On May 27, 2020, her show earned a Bronze Telly Award for the episode “Overcoming Racism,” which focused on racial issues in the United States.

During the 2022 award season, The Whitney Reynolds Show won a Gold People's Telly Award in the General Regional TV category for the episode “Survivors” and a Bronze Telly Award in the Television General Public Interest/Awareness category for the episode “Did You Know.”

Whitney Reynolds throws the ceremonial first pitch at Wrigley Field in Chicago on September 3, 2026.

In 2023, Reynolds earned her first Emmy nomination as an executive producer for Outstanding Achievement in Public Service Announcement - Single Spot/Campaign for the PSA, “The Healing Circle and the Effect.” That same year, the show won a Bronze Stevie Award for Achievement in Equal Pay, highlighting its role in advocating for pay equity. Additionally, Reynolds was named to Crain's Chicago 40 Under 40 list, recognizing her contributions to the entertainment industry.

In September 2026, Reynolds threw the ceremonial first pitch at Wrigley Field ahead of a Chicago Cubs game, marking the lead-up to the twelfth season of The Whitney Reynolds Show. The program's twelfth season premiered on Lakeshore PBS on October 19, 2026, and continued its national public television distribution.

== Personal life ==
Reynolds met her husband, David Heiner the day before Reynolds pitched her show to PBS. The couple dated for less than six months and they were engaged.
On November 2, 2013, Reynolds and Heiner, married, broadcasting the event in a locally aired, two-hour television special, "I Do, Chicago Style!"

In 2016, Reynolds gave birth to twins, Marlow and Acher.

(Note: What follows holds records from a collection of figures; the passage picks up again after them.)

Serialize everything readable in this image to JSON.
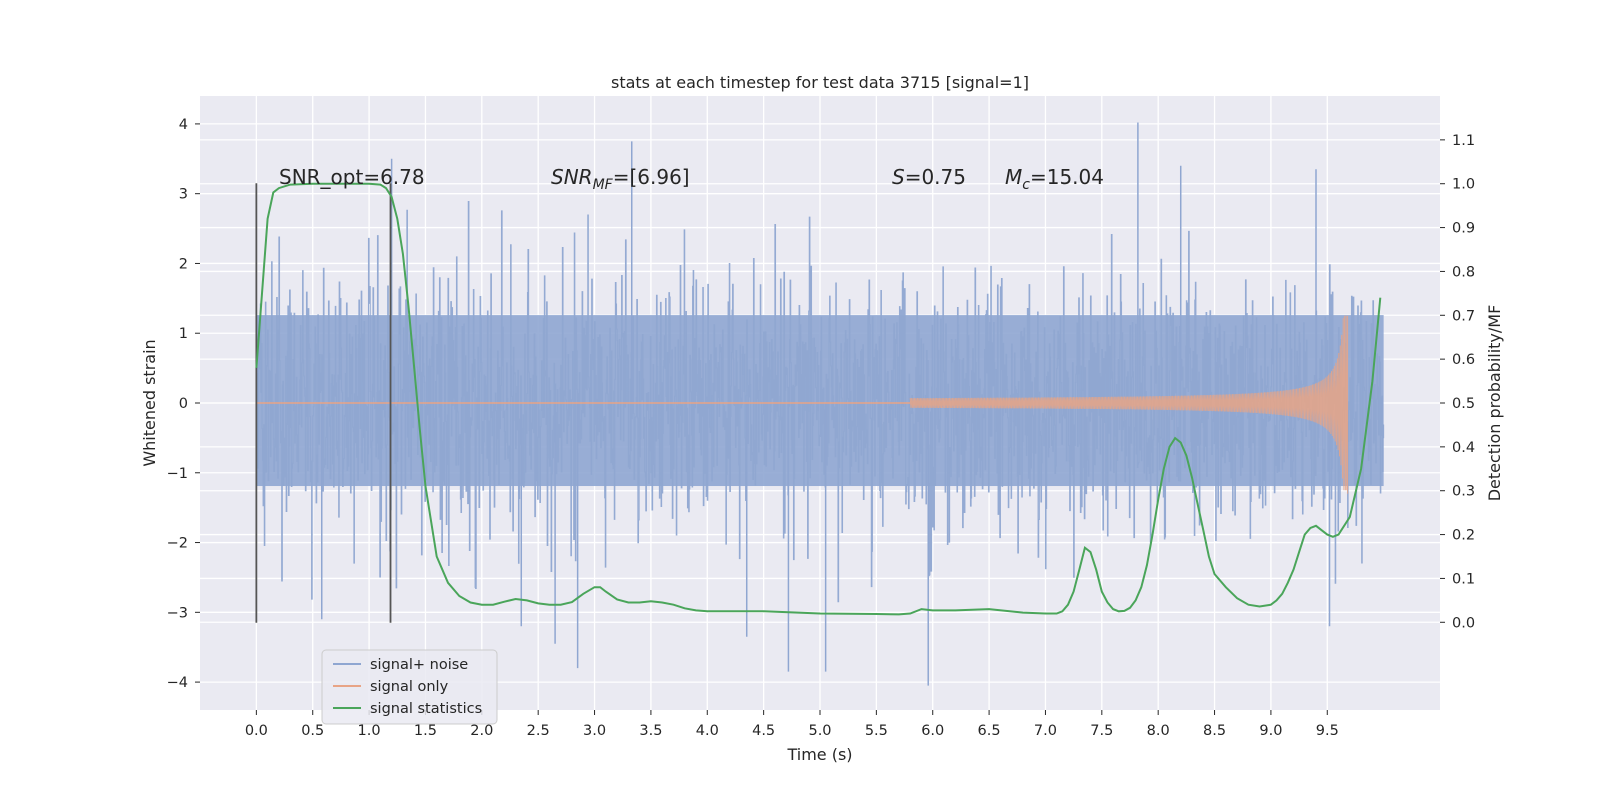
{
  "chart_data": {
    "type": "line",
    "title": "stats at each timestep for test data 3715 [signal=1]",
    "xlabel": "Time (s)",
    "ylabel_left": "Whitened strain",
    "ylabel_right": "Detection probability/MF",
    "xlim": [
      -0.5,
      10.5
    ],
    "ylim_left": [
      -4.4,
      4.4
    ],
    "ylim_right": [
      -0.2,
      1.2
    ],
    "x_ticks": [
      "0.0",
      "0.5",
      "1.0",
      "1.5",
      "2.0",
      "2.5",
      "3.0",
      "3.5",
      "4.0",
      "4.5",
      "5.0",
      "5.5",
      "6.0",
      "6.5",
      "7.0",
      "7.5",
      "8.0",
      "8.5",
      "9.0",
      "9.5"
    ],
    "y_ticks_left": [
      "4",
      "3",
      "2",
      "1",
      "0",
      "−1",
      "−2",
      "−3",
      "−4"
    ],
    "y_ticks_right": [
      "1.1",
      "1.0",
      "0.9",
      "0.8",
      "0.7",
      "0.6",
      "0.5",
      "0.4",
      "0.3",
      "0.2",
      "0.1",
      "0.0"
    ],
    "grid": true,
    "legend_position": "lower-left",
    "annotations": {
      "snr_opt": "SNR_opt=6.78",
      "snr_mf_main": "SNR",
      "snr_mf_sub": "MF",
      "snr_mf_rest": "=[6.96]",
      "s_main": "S",
      "s_rest": "=0.75",
      "mc_main": "M",
      "mc_sub": "c",
      "mc_rest": "=15.04"
    },
    "vlines_x": [
      0.0,
      1.19
    ],
    "series": [
      {
        "name": "signal+ noise",
        "color": "#8fa6d1",
        "x_range": [
          0.0,
          10.0
        ],
        "typical_envelope": [
          -1.7,
          1.8
        ],
        "extremes": [
          {
            "x": 0.58,
            "y": -3.1
          },
          {
            "x": 1.2,
            "y": 3.5
          },
          {
            "x": 2.35,
            "y": -3.2
          },
          {
            "x": 2.65,
            "y": -3.45
          },
          {
            "x": 2.85,
            "y": -3.8
          },
          {
            "x": 3.33,
            "y": 3.75
          },
          {
            "x": 4.35,
            "y": -3.35
          },
          {
            "x": 4.72,
            "y": -3.85
          },
          {
            "x": 5.05,
            "y": -3.85
          },
          {
            "x": 5.96,
            "y": -4.05
          },
          {
            "x": 7.82,
            "y": 4.02
          },
          {
            "x": 9.52,
            "y": -3.2
          },
          {
            "x": 9.4,
            "y": 3.35
          },
          {
            "x": 8.2,
            "y": 3.4
          }
        ]
      },
      {
        "name": "signal only",
        "color": "#e8a486",
        "chirp": {
          "start_x": 5.8,
          "end_x": 9.68,
          "start_amp": 0.04,
          "peak_amp": 1.25,
          "end_value": -1.3
        }
      },
      {
        "name": "signal statistics",
        "color": "#4aa55a",
        "x": [
          0.0,
          0.05,
          0.1,
          0.15,
          0.2,
          0.3,
          0.5,
          0.8,
          1.0,
          1.1,
          1.15,
          1.2,
          1.25,
          1.3,
          1.35,
          1.4,
          1.45,
          1.5,
          1.6,
          1.7,
          1.8,
          1.9,
          2.0,
          2.1,
          2.2,
          2.3,
          2.4,
          2.5,
          2.6,
          2.7,
          2.8,
          2.9,
          3.0,
          3.05,
          3.1,
          3.2,
          3.3,
          3.4,
          3.5,
          3.6,
          3.7,
          3.8,
          3.9,
          4.0,
          4.5,
          5.0,
          5.5,
          5.7,
          5.8,
          5.9,
          6.0,
          6.2,
          6.5,
          6.8,
          7.0,
          7.1,
          7.15,
          7.2,
          7.25,
          7.3,
          7.35,
          7.4,
          7.45,
          7.5,
          7.55,
          7.6,
          7.65,
          7.7,
          7.75,
          7.8,
          7.85,
          7.9,
          7.95,
          8.0,
          8.05,
          8.1,
          8.15,
          8.2,
          8.25,
          8.3,
          8.35,
          8.4,
          8.45,
          8.5,
          8.6,
          8.7,
          8.8,
          8.9,
          9.0,
          9.05,
          9.1,
          9.15,
          9.2,
          9.25,
          9.3,
          9.35,
          9.4,
          9.45,
          9.5,
          9.55,
          9.6,
          9.7,
          9.8,
          9.9,
          9.97
        ],
        "y": [
          0.58,
          0.75,
          0.92,
          0.98,
          0.99,
          0.998,
          1.0,
          1.0,
          1.0,
          0.998,
          0.99,
          0.97,
          0.92,
          0.84,
          0.72,
          0.58,
          0.44,
          0.31,
          0.15,
          0.09,
          0.06,
          0.045,
          0.04,
          0.04,
          0.047,
          0.053,
          0.05,
          0.043,
          0.04,
          0.04,
          0.046,
          0.065,
          0.08,
          0.08,
          0.07,
          0.052,
          0.045,
          0.045,
          0.048,
          0.045,
          0.04,
          0.032,
          0.027,
          0.025,
          0.025,
          0.02,
          0.019,
          0.018,
          0.02,
          0.03,
          0.027,
          0.027,
          0.03,
          0.022,
          0.02,
          0.02,
          0.025,
          0.04,
          0.07,
          0.12,
          0.17,
          0.16,
          0.12,
          0.07,
          0.045,
          0.03,
          0.025,
          0.026,
          0.033,
          0.05,
          0.08,
          0.13,
          0.2,
          0.28,
          0.35,
          0.4,
          0.42,
          0.41,
          0.38,
          0.33,
          0.27,
          0.21,
          0.15,
          0.11,
          0.08,
          0.055,
          0.04,
          0.036,
          0.04,
          0.05,
          0.065,
          0.09,
          0.12,
          0.16,
          0.2,
          0.215,
          0.22,
          0.21,
          0.2,
          0.195,
          0.2,
          0.24,
          0.35,
          0.55,
          0.74
        ]
      }
    ]
  }
}
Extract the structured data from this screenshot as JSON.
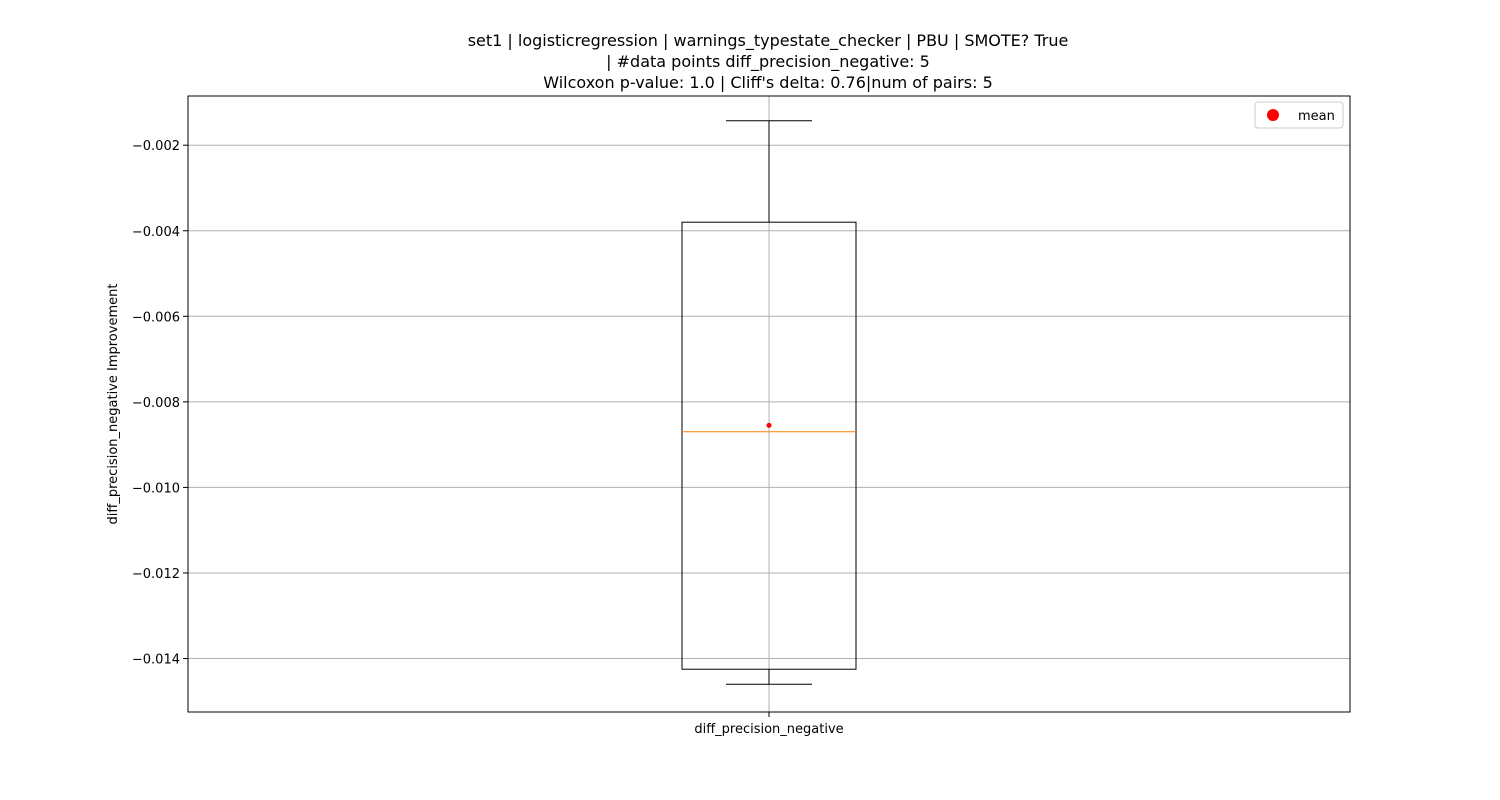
{
  "chart_data": {
    "type": "box",
    "title_lines": [
      "set1 | logisticregression | warnings_typestate_checker | PBU | SMOTE? True",
      "| #data points diff_precision_negative: 5",
      "Wilcoxon p-value: 1.0 | Cliff's delta: 0.76|num of pairs: 5"
    ],
    "xlabel": "",
    "ylabel": "diff_precision_negative Improvement",
    "categories": [
      "diff_precision_negative"
    ],
    "ylim": [
      -0.01525,
      -0.00085
    ],
    "yticks": [
      -0.002,
      -0.004,
      -0.006,
      -0.008,
      -0.01,
      -0.012,
      -0.014
    ],
    "ytick_labels": [
      "−0.002",
      "−0.004",
      "−0.006",
      "−0.008",
      "−0.010",
      "−0.012",
      "−0.014"
    ],
    "grid": true,
    "legend": {
      "position": "top-right",
      "entries": [
        {
          "label": "mean",
          "color": "#ff0000",
          "marker": "circle"
        }
      ]
    },
    "boxes": [
      {
        "category": "diff_precision_negative",
        "whisker_low": -0.0146,
        "q1": -0.01425,
        "median": -0.0087,
        "q3": -0.0038,
        "whisker_high": -0.00143,
        "mean": -0.00855
      }
    ],
    "colors": {
      "box": "#000000",
      "median": "#ff7f0e",
      "mean": "#ff0000",
      "grid": "#b0b0b0"
    }
  }
}
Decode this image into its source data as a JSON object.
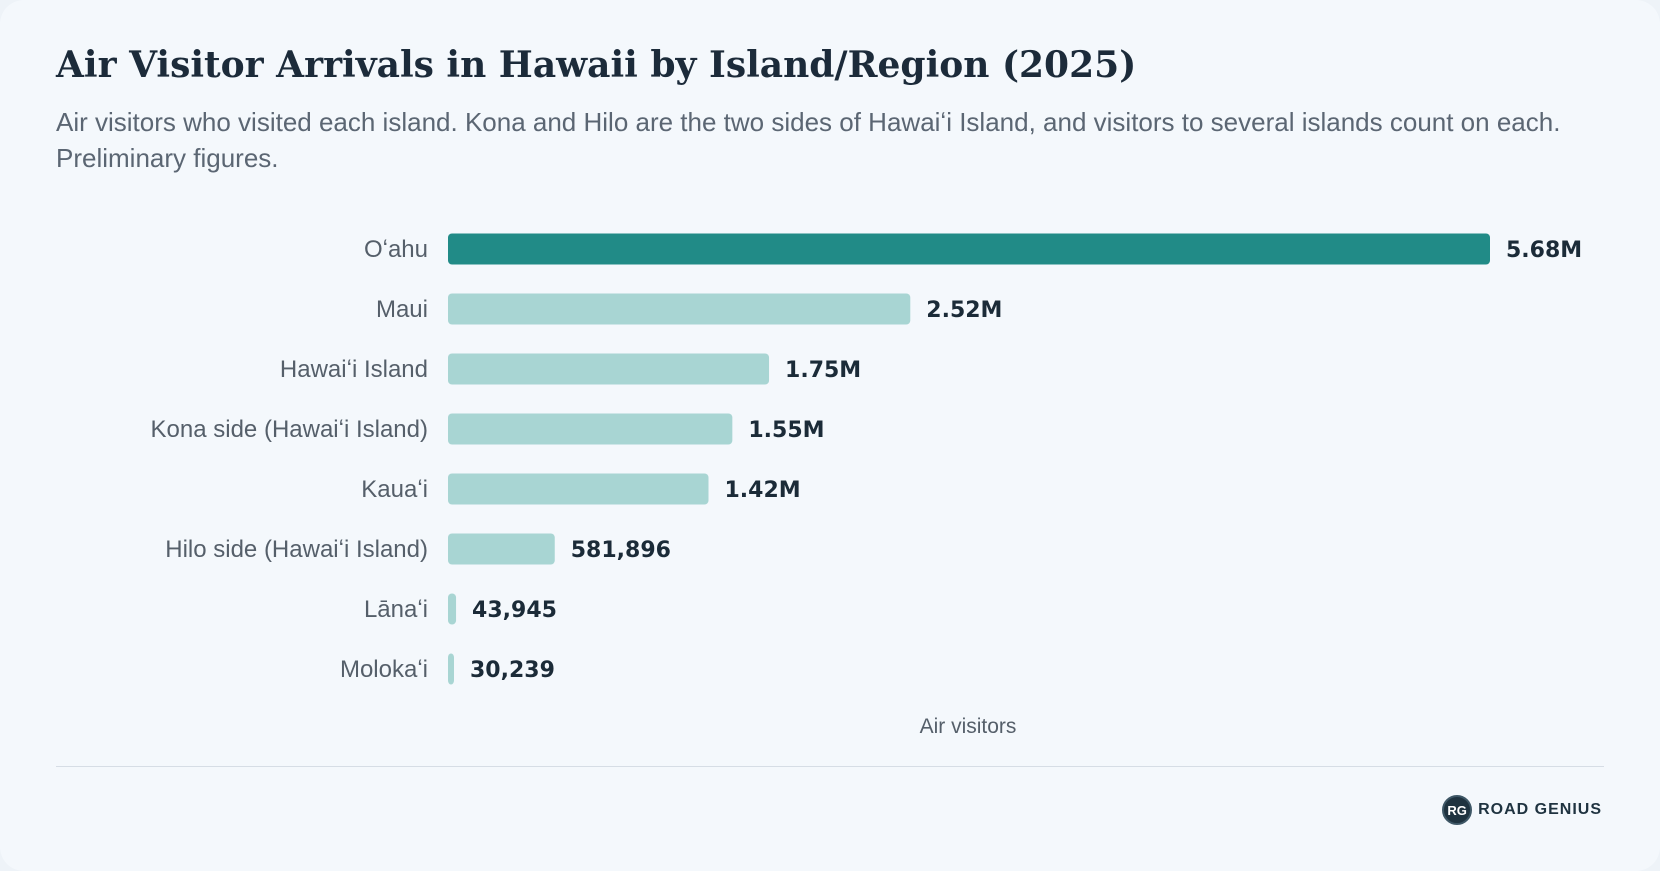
{
  "title": "Air Visitor Arrivals in Hawaii by Island/Region (2025)",
  "subtitle": "Air visitors who visited each island. Kona and Hilo are the two sides of Hawaiʻi Island, and visitors to several islands count on each. Preliminary figures.",
  "brand": {
    "logo_text": "RG",
    "name": "ROAD GENIUS"
  },
  "colors": {
    "highlight": "#218b87",
    "bar": "#a8d5d3",
    "label": "#555f6a",
    "value": "#1b2b38"
  },
  "chart_data": {
    "type": "bar",
    "orientation": "horizontal",
    "title": "Air Visitor Arrivals in Hawaii by Island/Region (2025)",
    "xlabel": "Air visitors",
    "ylabel": "",
    "categories": [
      "Oʻahu",
      "Maui",
      "Hawaiʻi Island",
      "Kona side (Hawaiʻi Island)",
      "Kauaʻi",
      "Hilo side (Hawaiʻi Island)",
      "Lānaʻi",
      "Molokaʻi"
    ],
    "values": [
      5680000,
      2520000,
      1750000,
      1550000,
      1420000,
      581896,
      43945,
      30239
    ],
    "value_labels": [
      "5.68M",
      "2.52M",
      "1.75M",
      "1.55M",
      "1.42M",
      "581,896",
      "43,945",
      "30,239"
    ],
    "highlight_index": 0,
    "xlim": [
      0,
      5680000
    ],
    "grid": false
  }
}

Reynolds and her family currently reside in Chicago. Reynolds and her family have been featured in national campaigns over the years. Her twins have worked with brands such as Gerber, VTech, Mazda, and Sundance Spa.

Reynolds has said that her childhood experiences and family life have shaped both her philanthropic work and her approach to storytelling. She has stated that she founded Whitney Reynolds Media and developed The Whitney Reynolds Show to create the kind of supportive, hope-centered platform that she believes would have benefited her family, while also providing a space for individuals whose stories and perspectives are often underrepresented. These experiences have also influenced her involvement with nonprofit organizations supporting children and families.